If you have any questions about joining the Generac Rovers team, please reach out to the team's organizer, Doug Hipple from Corporate Development in Generac's Waukesha facility.
WHS relies on community donations and receives no general government funding. Together WE can help WHS continue its good work by (1) sponsoring the Generac Rovers team's walk by clicking on the Donate Now button (2) registering to join the team to walk or run on June 23 by clicking on the Join Team button at the top of this page or better yet, (3) doing both!
Thank you in advance for your generosity. I hope to see you on Saturday, June 23rd!
About the Wisconsin Humane Society
In 2017, WHS again earned the highest rating (four stars) awarded by Charity Navigator, America's largest independent charity evaluator.
WHS has a range of capabilities and a proven track record that sets it apart. Unlike nationally advertised animal welfare organizations with no facilities in Wisconsin, WHS operates shelters, clinics and numerous programs in our community. As the largest and oldest animal welfare organization in the State, it has the capacity to perform emergency, large scale save and rescue missions of companion and wildlife animals from horrible conditions as demonstrated time and again.
The facts speak for themselves. In 2017:
• Nearly 10,000 companion animals were adopted from WHS.
• 7,653 children participated in ongoing educational programs designed to teach compassion, respect and responsible care for animals.

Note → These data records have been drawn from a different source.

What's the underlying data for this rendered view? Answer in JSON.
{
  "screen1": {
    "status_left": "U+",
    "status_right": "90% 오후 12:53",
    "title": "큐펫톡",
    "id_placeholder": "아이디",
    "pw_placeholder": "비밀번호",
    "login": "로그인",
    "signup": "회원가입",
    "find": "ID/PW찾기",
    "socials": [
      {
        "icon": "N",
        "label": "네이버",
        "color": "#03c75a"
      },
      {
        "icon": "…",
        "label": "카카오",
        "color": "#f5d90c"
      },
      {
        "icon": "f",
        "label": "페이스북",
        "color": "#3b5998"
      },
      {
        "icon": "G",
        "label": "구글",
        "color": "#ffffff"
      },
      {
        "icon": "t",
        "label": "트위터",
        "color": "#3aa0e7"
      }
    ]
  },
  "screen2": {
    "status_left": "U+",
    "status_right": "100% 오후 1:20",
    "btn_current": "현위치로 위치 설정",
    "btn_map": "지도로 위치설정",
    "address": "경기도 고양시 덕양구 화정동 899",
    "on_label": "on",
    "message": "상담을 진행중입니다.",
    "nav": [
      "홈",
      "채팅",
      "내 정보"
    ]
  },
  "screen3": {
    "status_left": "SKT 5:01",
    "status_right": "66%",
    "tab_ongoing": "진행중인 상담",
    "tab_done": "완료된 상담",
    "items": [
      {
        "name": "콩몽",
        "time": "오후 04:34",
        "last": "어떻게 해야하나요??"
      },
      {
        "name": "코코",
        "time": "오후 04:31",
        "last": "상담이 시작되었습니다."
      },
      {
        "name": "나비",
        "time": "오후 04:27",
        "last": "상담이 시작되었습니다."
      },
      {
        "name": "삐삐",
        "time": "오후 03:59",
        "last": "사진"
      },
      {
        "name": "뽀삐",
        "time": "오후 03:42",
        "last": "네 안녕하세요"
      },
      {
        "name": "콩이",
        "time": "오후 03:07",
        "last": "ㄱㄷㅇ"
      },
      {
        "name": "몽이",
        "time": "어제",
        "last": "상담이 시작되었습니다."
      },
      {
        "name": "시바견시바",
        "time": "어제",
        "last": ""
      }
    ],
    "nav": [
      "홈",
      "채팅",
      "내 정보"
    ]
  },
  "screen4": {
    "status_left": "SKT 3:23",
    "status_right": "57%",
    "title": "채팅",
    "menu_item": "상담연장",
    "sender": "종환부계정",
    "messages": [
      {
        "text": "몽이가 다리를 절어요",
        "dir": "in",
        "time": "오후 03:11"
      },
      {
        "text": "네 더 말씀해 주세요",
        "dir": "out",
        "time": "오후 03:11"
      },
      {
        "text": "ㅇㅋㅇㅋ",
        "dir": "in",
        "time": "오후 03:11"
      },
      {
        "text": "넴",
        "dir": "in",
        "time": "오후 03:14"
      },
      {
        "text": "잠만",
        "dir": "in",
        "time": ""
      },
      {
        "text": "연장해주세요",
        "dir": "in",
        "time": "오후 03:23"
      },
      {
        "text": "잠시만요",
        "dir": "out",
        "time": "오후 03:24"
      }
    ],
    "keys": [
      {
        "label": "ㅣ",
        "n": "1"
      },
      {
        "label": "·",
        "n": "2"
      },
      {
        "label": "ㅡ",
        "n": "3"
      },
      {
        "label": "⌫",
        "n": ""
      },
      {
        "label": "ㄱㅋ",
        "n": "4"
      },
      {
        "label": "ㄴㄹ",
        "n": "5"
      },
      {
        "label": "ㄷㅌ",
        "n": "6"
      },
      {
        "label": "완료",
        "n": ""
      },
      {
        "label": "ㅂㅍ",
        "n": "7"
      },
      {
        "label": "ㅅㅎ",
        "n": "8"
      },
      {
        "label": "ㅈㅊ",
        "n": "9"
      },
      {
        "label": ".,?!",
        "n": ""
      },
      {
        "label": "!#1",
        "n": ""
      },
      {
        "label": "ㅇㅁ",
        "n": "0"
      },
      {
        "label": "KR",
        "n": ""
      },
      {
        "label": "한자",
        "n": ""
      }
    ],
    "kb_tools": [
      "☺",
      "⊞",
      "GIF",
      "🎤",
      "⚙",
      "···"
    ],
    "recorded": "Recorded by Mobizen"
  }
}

• WHS performed 18,026 surgeries, conducted affordable vaccine clinics for hundreds of animals and operated the community's first high volume/low cost spay/neuter clinic.
• 4,848 wild animals were cared for at the WHS wildlife rehabilitation center.
• WHS ran programs to end animal abuse---a known precursor to child abuse.
• WHS cared for at risk pets of victims of domestic violence.
• WHS provided food to pets of families in need.